Sector-specific targeting has also evolved. Healthcare, education, and local government organisations — sectors with constrained IT budgets and high sensitivity to operational disruption — remain primary targets. The Australian Signals Directorate has published sector-specific guidance, but implementation lags in many organisations.

The Backup Question

“Just restore from backups” has been the default advice for ransomware for years. It’s still valid, but attackers have adapted.

Modern ransomware groups specifically target backup systems. They identify and delete or encrypt backup repositories before deploying the ransomware payload. Cloud backups with API-accessible deletion capabilities are particularly vulnerable — if the attacker compromises credentials with backup management permissions, they can delete cloud backups remotely.

Effective backup strategies now require air-gapped or immutable backups — storage that physically or logically cannot be modified or deleted even by administrators with full system access. This means offline tape backups, immutable cloud storage buckets, or write-once-read-many (WORM) configurations.

Testing backup restoration is equally important and equally neglected. A backup you’ve never tested restoring is a backup you can’t rely on. Regular restoration drills — including full system rebuilds, not just file recovery — are essential.

To Pay or Not to Pay

This remains the most contentious question in ransomware response. The official position of the Australian government is to not pay ransoms. The reasoning is sound: payments fund criminal enterprises, encourage further attacks, and don’t guarantee data recovery.

But the reality is messier. A healthcare provider facing patient safety risks from disrupted systems faces different calculus than a company with good backups and redundant systems. The decision is ultimately a business judgment informed by legal advice, insurance coverage, and operational reality.
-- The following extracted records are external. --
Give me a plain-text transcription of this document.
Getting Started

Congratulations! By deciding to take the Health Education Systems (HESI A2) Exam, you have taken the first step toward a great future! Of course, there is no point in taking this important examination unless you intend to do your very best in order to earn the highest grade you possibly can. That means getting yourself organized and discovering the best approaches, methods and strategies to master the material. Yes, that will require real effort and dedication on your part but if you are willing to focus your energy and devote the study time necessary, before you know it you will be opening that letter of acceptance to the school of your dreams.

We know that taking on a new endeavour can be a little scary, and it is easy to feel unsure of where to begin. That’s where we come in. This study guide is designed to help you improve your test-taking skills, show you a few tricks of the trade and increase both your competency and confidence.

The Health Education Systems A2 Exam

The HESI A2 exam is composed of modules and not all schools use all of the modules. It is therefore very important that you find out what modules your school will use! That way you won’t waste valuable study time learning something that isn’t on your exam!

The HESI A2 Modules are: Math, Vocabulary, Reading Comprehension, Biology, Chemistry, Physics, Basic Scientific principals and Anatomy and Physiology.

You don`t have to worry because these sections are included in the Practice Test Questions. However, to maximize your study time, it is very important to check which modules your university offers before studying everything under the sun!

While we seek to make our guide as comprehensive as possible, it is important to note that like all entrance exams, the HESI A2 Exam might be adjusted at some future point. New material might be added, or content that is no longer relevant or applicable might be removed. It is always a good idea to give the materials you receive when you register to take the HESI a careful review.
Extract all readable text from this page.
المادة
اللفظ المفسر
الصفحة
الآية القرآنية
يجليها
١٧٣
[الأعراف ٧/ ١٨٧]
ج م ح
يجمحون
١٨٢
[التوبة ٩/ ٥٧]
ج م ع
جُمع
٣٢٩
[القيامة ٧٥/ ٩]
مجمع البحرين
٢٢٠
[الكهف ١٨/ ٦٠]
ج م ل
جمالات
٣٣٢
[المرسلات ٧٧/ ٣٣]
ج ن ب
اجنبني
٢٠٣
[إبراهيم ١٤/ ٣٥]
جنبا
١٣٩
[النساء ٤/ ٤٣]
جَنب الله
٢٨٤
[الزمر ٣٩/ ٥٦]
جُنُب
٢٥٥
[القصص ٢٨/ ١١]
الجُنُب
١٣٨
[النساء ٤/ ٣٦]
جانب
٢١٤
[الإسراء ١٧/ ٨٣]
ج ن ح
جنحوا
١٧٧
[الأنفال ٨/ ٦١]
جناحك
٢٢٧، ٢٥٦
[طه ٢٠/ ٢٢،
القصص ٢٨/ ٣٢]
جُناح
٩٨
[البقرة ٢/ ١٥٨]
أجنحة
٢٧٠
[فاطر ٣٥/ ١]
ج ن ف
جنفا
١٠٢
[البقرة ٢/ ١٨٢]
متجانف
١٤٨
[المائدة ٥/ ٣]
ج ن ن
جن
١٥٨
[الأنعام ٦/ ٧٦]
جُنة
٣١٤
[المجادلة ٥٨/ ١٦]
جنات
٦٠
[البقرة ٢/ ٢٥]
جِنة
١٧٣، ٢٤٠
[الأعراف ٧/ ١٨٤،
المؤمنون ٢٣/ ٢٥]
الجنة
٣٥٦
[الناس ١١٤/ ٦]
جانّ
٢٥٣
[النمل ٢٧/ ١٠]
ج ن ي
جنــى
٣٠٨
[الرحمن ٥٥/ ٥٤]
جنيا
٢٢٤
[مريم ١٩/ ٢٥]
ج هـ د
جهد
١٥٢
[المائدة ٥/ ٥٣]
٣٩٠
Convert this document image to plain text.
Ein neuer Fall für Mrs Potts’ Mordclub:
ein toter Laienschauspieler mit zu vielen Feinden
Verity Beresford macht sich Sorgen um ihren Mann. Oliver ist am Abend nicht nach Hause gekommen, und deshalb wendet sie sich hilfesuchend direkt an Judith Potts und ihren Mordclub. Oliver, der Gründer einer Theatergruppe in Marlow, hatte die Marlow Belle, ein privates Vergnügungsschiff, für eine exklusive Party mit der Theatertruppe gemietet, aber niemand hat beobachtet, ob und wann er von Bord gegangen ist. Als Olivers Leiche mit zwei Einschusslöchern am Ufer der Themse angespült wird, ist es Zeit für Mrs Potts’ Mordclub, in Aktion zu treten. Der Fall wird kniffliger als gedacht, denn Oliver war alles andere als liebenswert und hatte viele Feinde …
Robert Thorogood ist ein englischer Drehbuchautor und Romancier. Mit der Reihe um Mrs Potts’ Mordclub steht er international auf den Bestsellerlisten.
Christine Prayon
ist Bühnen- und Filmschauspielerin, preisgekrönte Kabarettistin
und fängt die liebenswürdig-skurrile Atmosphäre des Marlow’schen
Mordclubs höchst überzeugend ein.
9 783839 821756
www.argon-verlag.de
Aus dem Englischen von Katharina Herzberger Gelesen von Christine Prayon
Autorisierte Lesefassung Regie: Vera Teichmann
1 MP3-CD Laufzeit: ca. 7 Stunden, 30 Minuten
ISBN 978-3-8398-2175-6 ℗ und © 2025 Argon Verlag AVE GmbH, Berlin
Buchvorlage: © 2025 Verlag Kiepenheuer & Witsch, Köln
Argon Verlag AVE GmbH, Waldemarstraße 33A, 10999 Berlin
What’s clear is that the decision should be made before an attack occurs, not during one. Having a ransomware response plan that includes a pre-made decision framework — informed by legal counsel, senior leadership, and insurance providers — prevents panic-driven decisions during an active incident.

Practical Steps

For most Australian businesses, the most impactful actions are unglamorous but effective. Implement the ACSC’s Essential Eight mitigation strategies. Maintain tested, immutable backups. Deploy EDR on all endpoints. Implement network segmentation to limit lateral movement. And most importantly, plan your response before you need it.

Ransomware is an arms race, and AI is accelerating both sides. The organisations that survive attacks intact are the ones that prepared for them — not the ones that assumed it wouldn’t happen to them.